Going back to the Seahawks' go-ahead score, Baldwin likely gave no consideration to pulling up short of the end zone. Not only would it have been surprising if he had, you can bet Baldwin would have left himself open to criticism if he'd been thinking in terms of bleeding the rest of the clock and setting the Seahawks up for a game-winning field goal try that kept the ball out of Cousins' hands.
On a day when Blair Walsh -- the Seahawks' famously streaky kicker who authored one of the most notorious chip-shot misses in NFL history -- was already 0-for-3 on field goals, few could fault Baldwin or the Seahawks for thinking touchdown in that situation.
But win probability says Seattle's best chance to win the game would have been for Baldwin to give himself up on the 1-yard-line, which almost undoubtedly would have led to a Redskins timeout with 1:34 to play (their second).
Kneeling on the next two or three snaps, forcing the Redskins to use their final timeout, and further bleeding the clock to set Walsh up for what would have been approximately a 20-yard field goal with less than 20 seconds to play would have offered Seattle its best chance to win the game.
Really?
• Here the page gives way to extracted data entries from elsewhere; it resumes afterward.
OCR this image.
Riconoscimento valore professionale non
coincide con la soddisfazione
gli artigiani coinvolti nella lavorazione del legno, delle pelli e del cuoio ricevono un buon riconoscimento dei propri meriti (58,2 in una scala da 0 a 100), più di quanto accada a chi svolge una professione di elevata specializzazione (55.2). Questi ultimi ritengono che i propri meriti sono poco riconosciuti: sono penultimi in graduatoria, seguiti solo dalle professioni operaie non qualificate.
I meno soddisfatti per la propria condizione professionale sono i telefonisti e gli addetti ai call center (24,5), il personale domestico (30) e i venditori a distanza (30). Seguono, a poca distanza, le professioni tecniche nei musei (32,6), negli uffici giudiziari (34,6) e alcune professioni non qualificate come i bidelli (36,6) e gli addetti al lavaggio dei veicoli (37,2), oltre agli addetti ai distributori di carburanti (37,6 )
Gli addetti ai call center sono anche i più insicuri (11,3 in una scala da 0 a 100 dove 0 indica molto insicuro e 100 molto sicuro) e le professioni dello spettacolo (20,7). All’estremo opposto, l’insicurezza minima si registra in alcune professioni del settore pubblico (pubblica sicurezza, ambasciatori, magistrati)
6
Give up a sure touchdown to pin your hopes on Walsh and his scatter-leg? The percentages say yes.
It's true that Walsh had already missed from 44, 39 and 49 yards in this game. But this would have been a much shorter attempt, and Walsh is 35-for-36 on attempts from 20 of 29 yards for his career. Conditions were wet but winds were calm, and at that range conditions would have needed to be much worse for the kick's chances to fall far from the league average of 99 percent. Walsh's career record is a much, much better predictor of his accuracy from that range than the small sample of three much longer kicks, or one highly memorable 27-yard-miss in the playoffs with the Vikings.
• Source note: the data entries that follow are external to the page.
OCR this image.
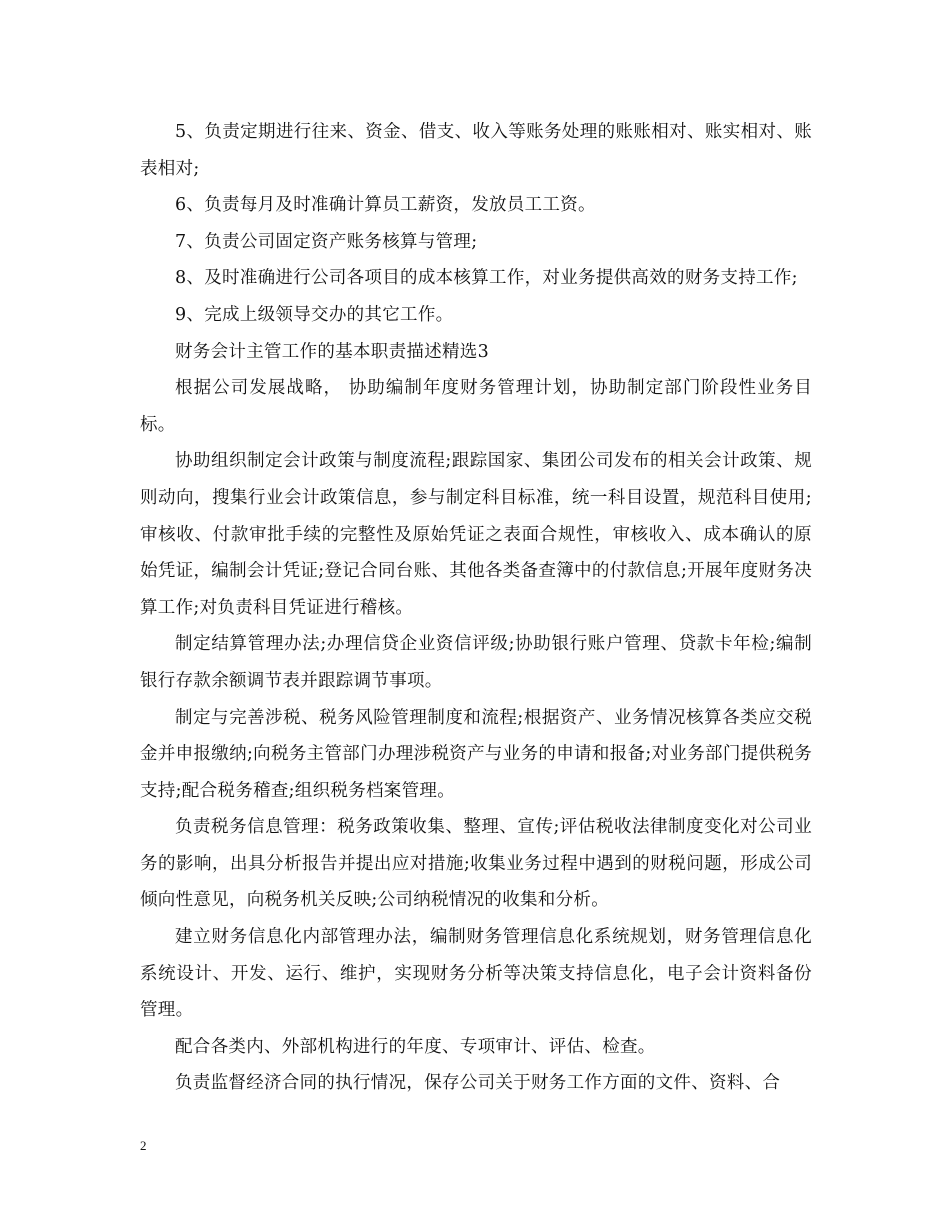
5、负责定期进行往来、资金、借支、收入等账务处理的账账相对、账实相对、账表相对;

6、负责每月及时准确计算员工薪资，发放员工工资。

7、负责公司固定资产账务核算与管理;

8、及时准确进行公司各项目的成本核算工作，对业务提供高效的财务支持工作;

9、完成上级领导交办的其它工作。

财务会计主管工作的基本职责描述精选3

根据公司发展战略， 协助编制年度财务管理计划，协助制定部门阶段性业务目标。

协助组织制定会计政策与制度流程;跟踪国家、集团公司发布的相关会计政策、规则动向，搜集行业会计政策信息，参与制定科目标准，统一科目设置，规范科目使用;审核收、付款审批手续的完整性及原始凭证之表面合规性，审核收入、成本确认的原始凭证，编制会计凭证;登记合同台账、其他各类备查簿中的付款信息;开展年度财务决算工作;对负责科目凭证进行稽核。

制定结算管理办法;办理信贷企业资信评级;协助银行账户管理、贷款卡年检;编制银行存款余额调节表并跟踪调节事项。

制定与完善涉税、税务风险管理制度和流程;根据资产、业务情况核算各类应交税金并申报缴纳;向税务主管部门办理涉税资产与业务的申请和报备;对业务部门提供税务支持;配合税务稽查;组织税务档案管理。

负责税务信息管理：税务政策收集、整理、宣传;评估税收法律制度变化对公司业务的影响，出具分析报告并提出应对措施;收集业务过程中遇到的财税问题，形成公司倾向性意见，向税务机关反映;公司纳税情况的收集和分析。

建立财务信息化内部管理办法，编制财务管理信息化系统规划，财务管理信息化系统设计、开发、运行、维护，实现财务分析等决策支持信息化，电子会计资料备份管理。

配合各类内、外部机构进行的年度、专项审计、评估、检查。

负责监督经济合同的执行情况，保存公司关于财务工作方面的文件、资料、合

2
Lest you believe such an unorthodox strategy is unthinkable for a team desperate to take the lead in the final minutes, it has been employed before. The tactic is well known in the analytics community -- something I call "the field goal choke-hold." The tactic was even on display in Super Bowl XLVI, when the Patriots intentionally invited the Giants to score the go-ahead touchdown in order to escape the choke-hold and have a chance to score in response.
Taking a knee rather than scoring the touchdown would have virtually assured Seattle victory rather than giving the Redskins an 11 or 12 percent chance to prevail. Instead, the door was left open for Washington to rally and cost the Seahawks a much-needed win that would have pulled them even with the NFC West-leading Rams.